Usage based on citations done by your users

While saying that your electronic resource has been accessed or downloaded by someone is useful, ultimately what you really want to know if the resource was used. For instance someone might have searched multiple times in your database generating many sessions or may even have downloaded a few articles generating many downloads but in the end did not use or even read any of them.

One downstream way to measure use for journal articles would be simply to see if your users are citing from resources you offer. While not a fool-proof method (your faculty might be citing an article that you provide via subscriptions but how sure are you they accessed it via your subscription as opposed to finding a free copy?), it does provide a different dimension to just tracking downloads.

Recently I realized (with help!) that with tools like Scopus it’s fairly easy to find what journal sources are actually being cited by your faculty/researchers.

Simply go to Scopus, do a affiliation search for your institution,

Select the correct institution grouping and “show documents”, on that screen select “all references” and then select “view references”. If you can’t find the “view references” link it might be hidden under a drop down menu depending on your screen resolution.

To be clear this is the reverse of the usual citation analysis we tend to do. We are not looking at who cites papers produced by our faculty, rather we are looking at what our faculty are citing.

Do note this analysis is limited to working for 2,000 documents, so you may need to split up the analysis by limiting by year or subject etc first.

In my example, I am looking at 37,337 references cited by 1,157 items indexed in Scopus (I limited to year of publication 2015-2017 to get below the 2k limit) published by my faculty.

The you can click on “Analyse search results” to take a closer look at the 37k items.

You can do various things but from here you can definitely see which journal sources are cited the most by your faculty. This supplements your electronic resource download and sessions statistics. I suppose one can even generate statistics at journal level like cost per cite per journal or even cite per download. But bear in mind the earlier point that you can’t assume a cite is a result of your providing access and also some journals provide a lot more articles leading to more possible cites and various other issues (.e.g subject differences etc)

As a sidenote, I notice articles like this are already trying to measure cost per Impact Factor, Eigenfactor, and Article Influence Score. The difference between what I suggested and those measures is that the measures mentioned in the article are global in scope and don’t take into account local factors. For example Nature might be high in cites, but that means nothing if none of your faculty are in the hard sciences and hence don’t cite it.

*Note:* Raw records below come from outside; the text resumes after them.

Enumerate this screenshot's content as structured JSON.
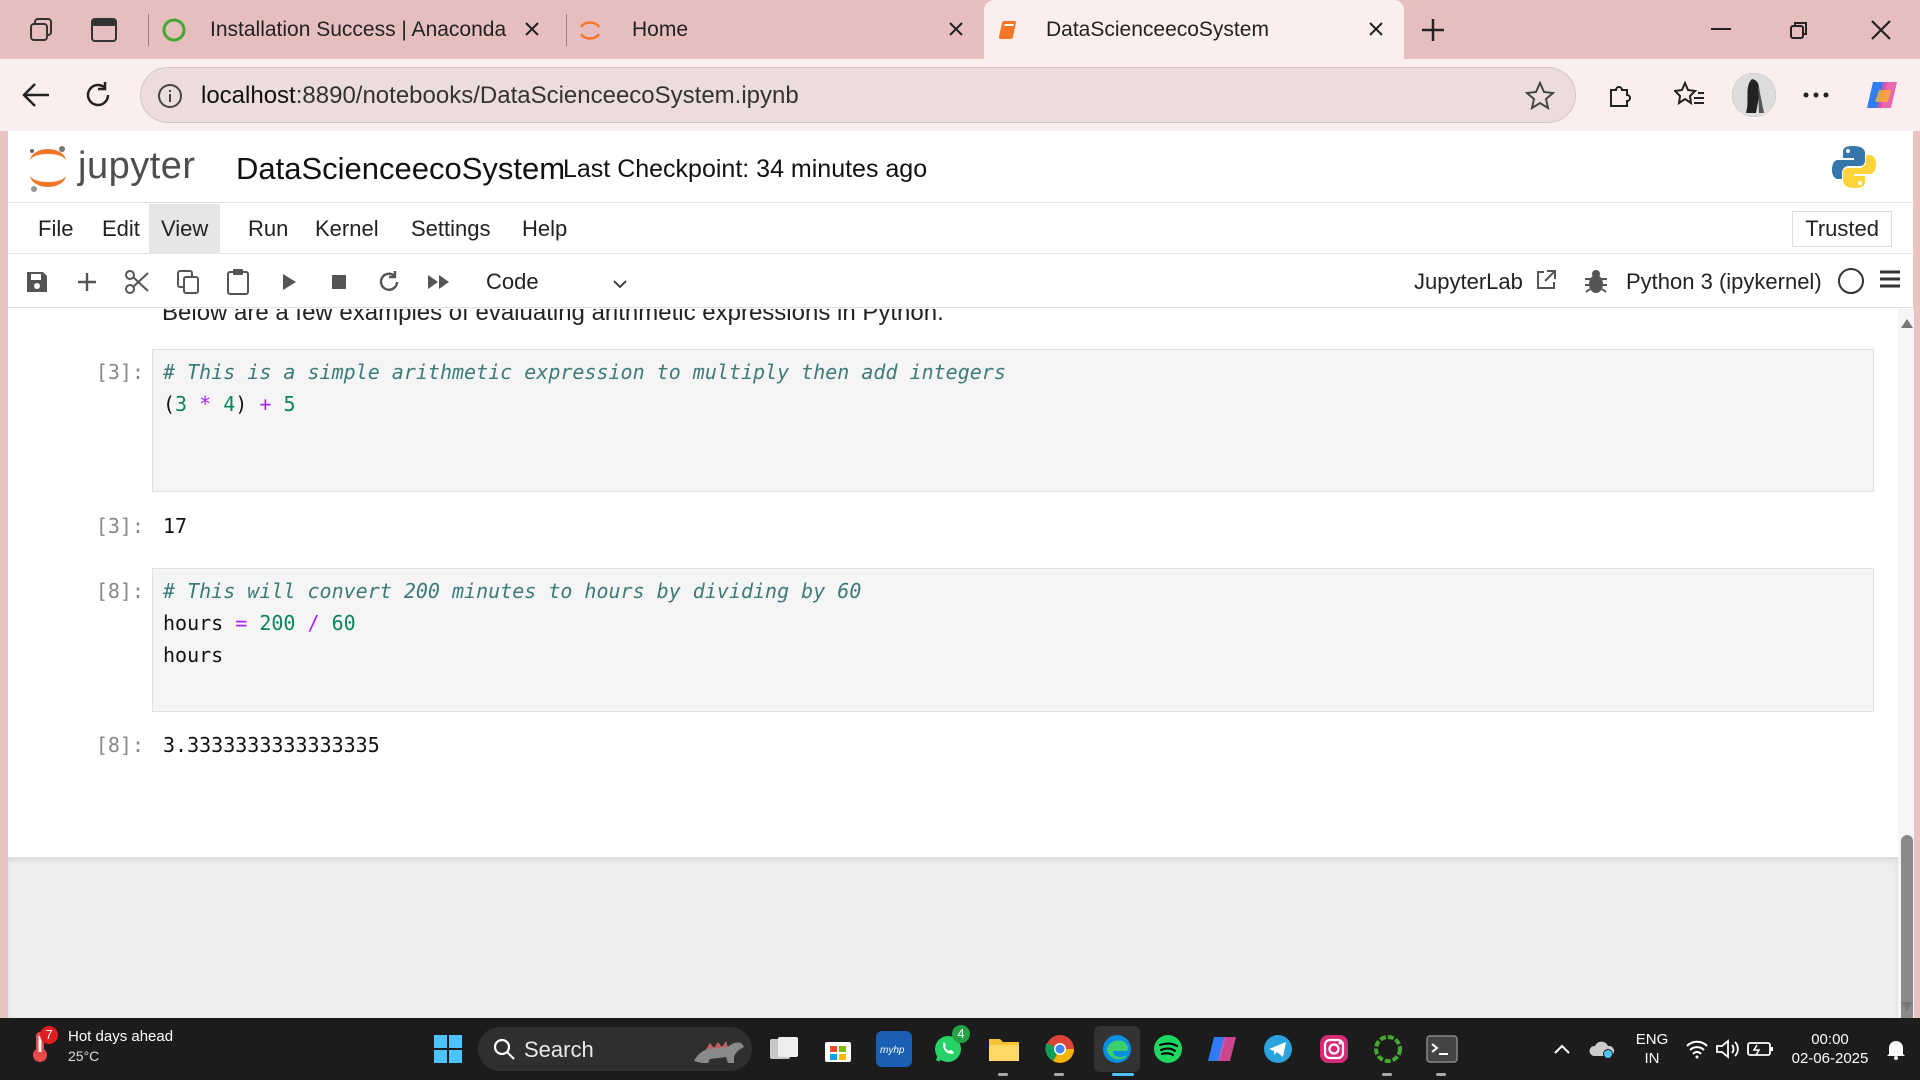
{
  "browser": {
    "tabs": [
      {
        "title": "Installation Success | Anaconda",
        "active": false
      },
      {
        "title": "Home",
        "active": false
      },
      {
        "title": "DataScienceecoSystem",
        "active": true
      }
    ],
    "url_host": "localhost",
    "url_rest": ":8890/notebooks/DataScienceecoSystem.ipynb"
  },
  "jupyter": {
    "logo_text": "jupyter",
    "notebook_title": "DataScienceecoSystem",
    "checkpoint": "Last Checkpoint: 34 minutes ago",
    "menu": [
      "File",
      "Edit",
      "View",
      "Run",
      "Kernel",
      "Settings",
      "Help"
    ],
    "trusted": "Trusted",
    "cell_type": "Code",
    "jupyterlab_link": "JupyterLab",
    "kernel": "Python 3 (ipykernel)"
  },
  "notebook": {
    "markdown_partial": "Below are a few examples of evaluating arithmetic expressions in Python.",
    "cells": [
      {
        "prompt_in": "[3]:",
        "lines": [
          "# This is a simple arithmetic expression to multiply then add integers",
          "(3 * 4) + 5"
        ],
        "prompt_out": "[3]:",
        "output": "17"
      },
      {
        "prompt_in": "[8]:",
        "lines": [
          "# This will convert 200 minutes to hours by dividing by 60",
          "hours = 200 / 60",
          "hours"
        ],
        "prompt_out": "[8]:",
        "output": "3.3333333333333335"
      }
    ],
    "active_prompt": "[ ]:"
  },
  "taskbar": {
    "weather_title": "Hot days ahead",
    "weather_temp": "25°C",
    "weather_badge": "7",
    "search": "Search",
    "whatsapp_badge": "4",
    "lang_line1": "ENG",
    "lang_line2": "IN",
    "time": "00:00",
    "date": "02-06-2025"
  },
  "colors": {
    "accent": "#1976d2",
    "tabstrip": "#e7bebe",
    "taskbar": "#1c1c1c"
  }
}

Don’t have Scopus or want to go beyond Scopus? There’s now the OpenCitations initiative,  which possibly could be used (I haven’t looked)


Citing from Syllabus

Another idea would be seeing which books or articles or assigned by your lecturers.
The first thing that comes to mine is looking at the open syllabus project.
Using Open Syllabus explorer to filter to University of Georgia’s syllabus
But that only works if you have your syllabus indexed in this project. But I’m guessing most modern library management systems like Alma and/or reading lists systems like Leganto, Talis Aspire etc can output such reading list data.
Then again, items that are placed on reading lists or syllabus most certainly will generate a ton of usage anyway, so this method might not generate any new insights.

Citing from books

Though Scopus has now expanded to include books in their index , one wonders if one could mine the largest source of book full text out there – Google Books to see what cites are made by books authored by our publishers. I’ve talked about the idea of Measuring value of special collections  and services by mining for thanks and acknowledgements in Google books for example.


Citing of datasets

Another type of cite that I have always thought that would be interesting to try to measure would be citation to data sets. While many datasets in STEM are free, for those of you working in the Financial/Business areas you are aware that libraries spend tons of money on buying financial, company and economic datasets.

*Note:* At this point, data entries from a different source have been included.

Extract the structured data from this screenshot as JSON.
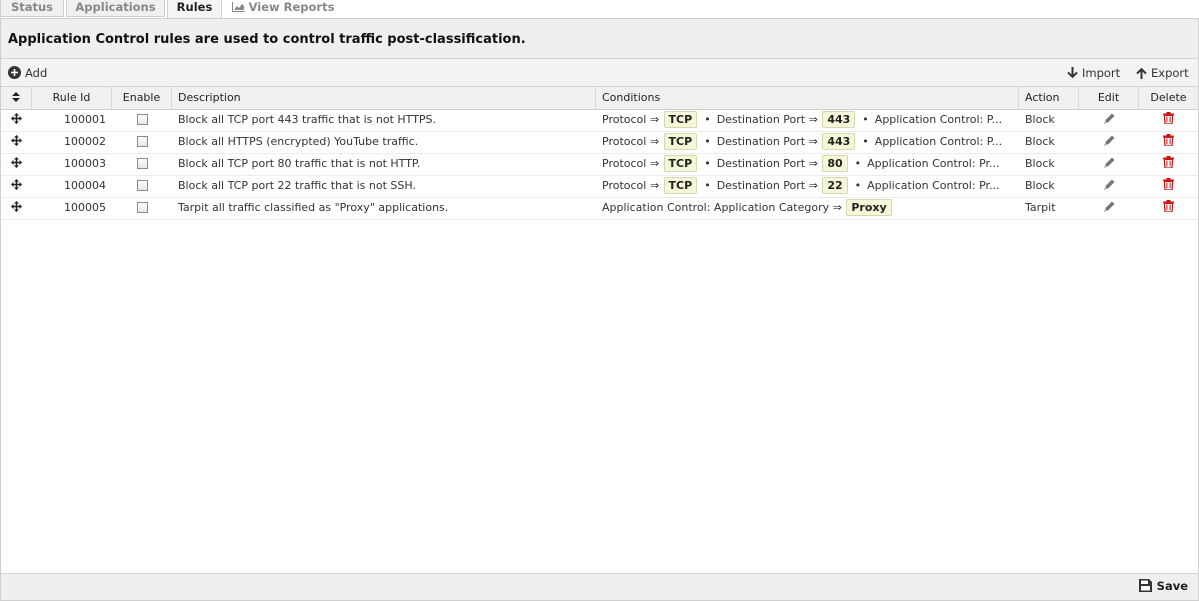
{
  "tabs": [
    {
      "label": "Status"
    },
    {
      "label": "Applications"
    },
    {
      "label": "Rules"
    },
    {
      "label": "View Reports",
      "icon": "chart-icon"
    }
  ],
  "banner": {
    "text": "Application Control rules are used to control traffic post-classification."
  },
  "toolbar": {
    "add": "Add",
    "import": "Import",
    "export": "Export"
  },
  "grid": {
    "columns": [
      "Rule Id",
      "Enable",
      "Description",
      "Conditions",
      "Action",
      "Edit",
      "Delete"
    ],
    "rows": [
      {
        "id": "100001",
        "desc": "Block all TCP port 443 traffic that is not HTTPS.",
        "c1": "Protocol ⇒",
        "v1": "TCP",
        "c2": "Destination Port ⇒",
        "v2": "443",
        "c3": "Application Control: P...",
        "action": "Block"
      },
      {
        "id": "100002",
        "desc": "Block all HTTPS (encrypted) YouTube traffic.",
        "c1": "Protocol ⇒",
        "v1": "TCP",
        "c2": "Destination Port ⇒",
        "v2": "443",
        "c3": "Application Control: P...",
        "action": "Block"
      },
      {
        "id": "100003",
        "desc": "Block all TCP port 80 traffic that is not HTTP.",
        "c1": "Protocol ⇒",
        "v1": "TCP",
        "c2": "Destination Port ⇒",
        "v2": "80",
        "c3": "Application Control: Pr...",
        "action": "Block"
      },
      {
        "id": "100004",
        "desc": "Block all TCP port 22 traffic that is not SSH.",
        "c1": "Protocol ⇒",
        "v1": "TCP",
        "c2": "Destination Port ⇒",
        "v2": "22",
        "c3": "Application Control: Pr...",
        "action": "Block"
      },
      {
        "id": "100005",
        "desc": "Tarpit all traffic classified as \"Proxy\" applications.",
        "c1": "Application Control: Application Category ⇒",
        "v1": "Proxy",
        "action": "Tarpit"
      }
    ]
  },
  "footer": {
    "save": "Save"
  },
  "colors": {
    "delete_icon": "#cc1111",
    "tag_bg": "#f6f6d8"
  }
}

Academic libraries buy such data or provide access to them at high cost via systems and platforms  like Datastream , Eikon, WRDS, Bloomberg etc.

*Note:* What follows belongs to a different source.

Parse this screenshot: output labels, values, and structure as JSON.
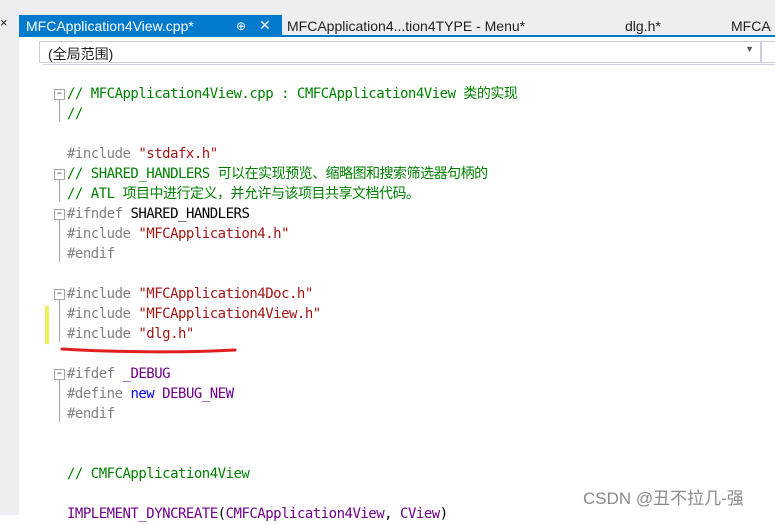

While such data is critical to researchers, they use data from such sources to conduct research and literally couldn’t do any research without them measuring use is difficult. After all, most researchers would request we purchase a dataset, and then end up downloading everything once and that’s it.

But is the dataset eventually really used? The key of course is to see if the papers produce by them cite or mention their use of the dataset. Unlike citing of journal articles, where most cites are glancing or secondary, cites to datasets are HUGE.

The problem is until recently it was very tough to check what datasets were cited or used in papers. I’ve toyed with the idea of playing with Google Scholar to somehow search or mine the data by searching full text papers for mentions of WRDS, Eikon etc.

As such I see with great interest the following announcement by Elsevier titled “Wharton Research Data Services, SSRN and Elsevier Announce Groundbreaking New Collaboration — Elevating Research and Researchers Who Use WRDS

I haven’t seen it yet but the announcement states that there will be an establishment of a WRDS Research Paper Series (RPS). It will be “a searchable repository of all papers submitted to SSRN that cite WRDS in their work.”

I’m unsure how the system determines if a paper is citing WRDS, whether it will be automatic or manual. Or whether the cite is nuanced enough to tell you if the cite is a cite of the data for use for the study.

I can imagine though librarians might use this to check what papers produced by their faculty are in this working papers series as a first cut.

Of course this works with just WRDS, so it would be nice if this started working with other data sources.

Elsevier (them again!) also blogged this month that they are enabling Research Dataset Linking on the Scopus document pages. 

Research data linking in Scopus

They mention something about Data Literature Interlinking (DLI) service and Scholix, which I don’t know anything about , but will study further.


Usage based on altmetrics – reference managers

While I always had some interest in bibliometrics, I found it curious I had this blind spot with regards to the fact that one could use citation data to gauge usage of the library resources until recently. I think the reason is bibliometrics tends to be outward looking. We typically are interested in who is citing us or for librarians we help faculty see who are citing the papers they wrote.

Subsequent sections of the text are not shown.